Still, some researchers are concerned that leaving
out the role of tectonics, for example, may result in an oversimplication.
“Certainly these biogeochemical systems are important. But in both the
Paleoproterozoic and Neoproterozoic, we see a symphony, if you like, of forces
acting to drive and sustain oxygen production,” says geologist Ashley Gumsley
of Lund University in Sweden. “These include the assembly and breakup of a
supercontinent, with … massive large igneous provinces, chemical weathering as
well as global glaciation, all acting together.”
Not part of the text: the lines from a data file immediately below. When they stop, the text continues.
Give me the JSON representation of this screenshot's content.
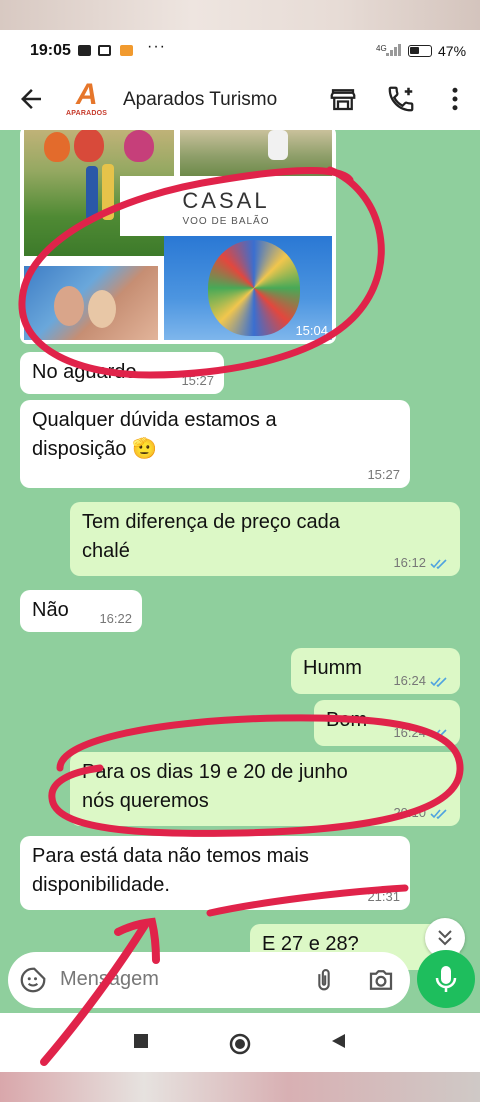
{
  "status_bar": {
    "time": "19:05",
    "more": "···",
    "network": "4G",
    "battery": "47%"
  },
  "header": {
    "logo_text": "APARADOS",
    "contact_name": "Aparados Turismo"
  },
  "media": {
    "title": "CASAL",
    "subtitle": "VOO DE BALÃO",
    "duration": "15:04"
  },
  "messages": [
    {
      "dir": "in",
      "text": "No aguardo",
      "time": "15:27"
    },
    {
      "dir": "in",
      "line1": "Qualquer dúvida estamos a",
      "line2": "disposição 🫡",
      "time": "15:27"
    },
    {
      "dir": "out",
      "line1": "Tem diferença de preço cada",
      "line2": "chalé",
      "time": "16:12"
    },
    {
      "dir": "in",
      "text": "Não",
      "time": "16:22"
    },
    {
      "dir": "out",
      "text": "Humm",
      "time": "16:24"
    },
    {
      "dir": "out",
      "text": "Bom",
      "time": "16:24"
    },
    {
      "dir": "out",
      "line1": "Para os dias 19 e 20 de junho",
      "line2": "nós queremos",
      "time": "20:10"
    },
    {
      "dir": "in",
      "line1": "Para está data não temos mais",
      "line2": "disponibilidade.",
      "time": "21:31"
    },
    {
      "dir": "out",
      "text": "E 27 e 28?"
    }
  ],
  "composer": {
    "placeholder": "Mensagem"
  },
  "colors": {
    "chat_bg": "#8fcf9d",
    "outgoing": "#dcf8c6",
    "incoming": "#ffffff",
    "read_ticks": "#4fa3e0",
    "mic": "#1ebe5d",
    "annotation": "#e0234a"
  }
}
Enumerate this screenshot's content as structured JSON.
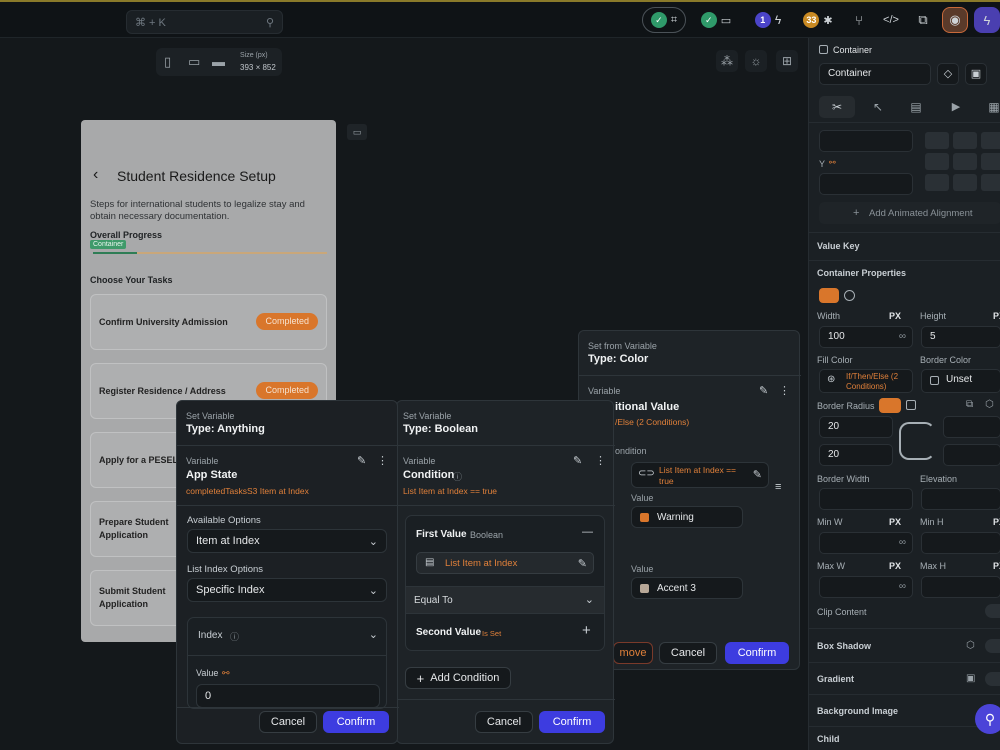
{
  "topbar": {
    "search_placeholder": "⌘ + K",
    "notif_count": "1",
    "warn_count": "33"
  },
  "device": {
    "size_label": "Size (px)",
    "size_value": "393 × 852"
  },
  "phone": {
    "title": "Student Residence Setup",
    "description": "Steps for international students to legalize stay and obtain necessary documentation.",
    "progress_label": "Overall Progress",
    "container_badge": "Container",
    "progress": 0.19,
    "choose_label": "Choose Your Tasks",
    "tasks": [
      {
        "label": "Confirm University Admission",
        "status": "Completed"
      },
      {
        "label": "Register Residence / Address",
        "status": "Completed"
      },
      {
        "label": "Apply for a PESEL",
        "status": ""
      },
      {
        "label": "Prepare Student Application",
        "status": ""
      },
      {
        "label": "Submit Student Application",
        "status": ""
      }
    ]
  },
  "panel_anything": {
    "header_sect": "Set Variable",
    "header_type": "Type: Anything",
    "var_sect": "Variable",
    "var_name": "App State",
    "var_path": "completedTasksS3 Item at Index",
    "available_label": "Available Options",
    "available_value": "Item at Index",
    "list_index_label": "List Index Options",
    "list_index_value": "Specific Index",
    "index_label": "Index",
    "value_label": "Value",
    "value_value": "0",
    "cancel": "Cancel",
    "confirm": "Confirm"
  },
  "panel_boolean": {
    "header_sect": "Set Variable",
    "header_type": "Type: Boolean",
    "var_sect": "Variable",
    "var_name": "Condition",
    "var_expr": "List Item at Index  ==  true",
    "first_value_label": "First Value",
    "first_value_type": "Boolean",
    "first_value_chip": "List Item at Index",
    "operator": "Equal To",
    "second_value_label": "Second Value",
    "second_value_set": "Is Set",
    "add_condition": "Add Condition",
    "cancel": "Cancel",
    "confirm": "Confirm"
  },
  "panel_color": {
    "header_sect": "Set from Variable",
    "header_type": "Type: Color",
    "var_sect": "Variable",
    "var_name": "itional Value",
    "var_expr": "/Else (2 Conditions)",
    "condition_label": "ondition",
    "cond_chip": "List Item at Index  ==  true",
    "value_label": "Value",
    "value1": "Warning",
    "value2": "Accent 3",
    "remove": "move",
    "cancel": "Cancel",
    "confirm": "Confirm",
    "warning_color": "#d9762b",
    "accent3_color": "#b8a898"
  },
  "right_panel": {
    "widget_check": "Container",
    "widget_name": "Container",
    "y_label": "Y",
    "add_animated": "Add Animated Alignment",
    "value_key": "Value Key",
    "container_props": "Container Properties",
    "width_label": "Width",
    "width_unit": "PX",
    "width_value": "100",
    "width_inf": "∞",
    "height_label": "Height",
    "height_unit": "PX",
    "height_value": "5",
    "fill_color_label": "Fill Color",
    "fill_color_value": "If/Then/Else (2 Conditions)",
    "border_color_label": "Border Color",
    "border_color_value": "Unset",
    "border_radius_label": "Border Radius",
    "radius_tl": "20",
    "radius_bl": "20",
    "border_width_label": "Border Width",
    "elevation_label": "Elevation",
    "min_w_label": "Min W",
    "min_h_label": "Min H",
    "max_w_label": "Max W",
    "max_h_label": "Max H",
    "unit_px": "PX",
    "inf": "∞",
    "clip_content": "Clip Content",
    "box_shadow": "Box Shadow",
    "gradient": "Gradient",
    "background_image": "Background Image",
    "child": "Child"
  }
}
Mills acknowledges that these events may still
have played a role in the evolution of oxygen on Earth. “The key point of all
this is that, yes, these events happened and could have caused large changes in
oxygen,” he says. But the team’s models suggest that “we didn’t need them.”

That conclusion is potentially good news for
researchers looking for life on other planets, says astrobiologist and
planetary scientist Joshua Krissansen-Totton of the University of California,
Santa Cruz who was not involved in the study. “What is most exciting about this
paper,” he says, “is that it does away with the need for [triggering] events” or
complex photosynthesizing organisms like land plants.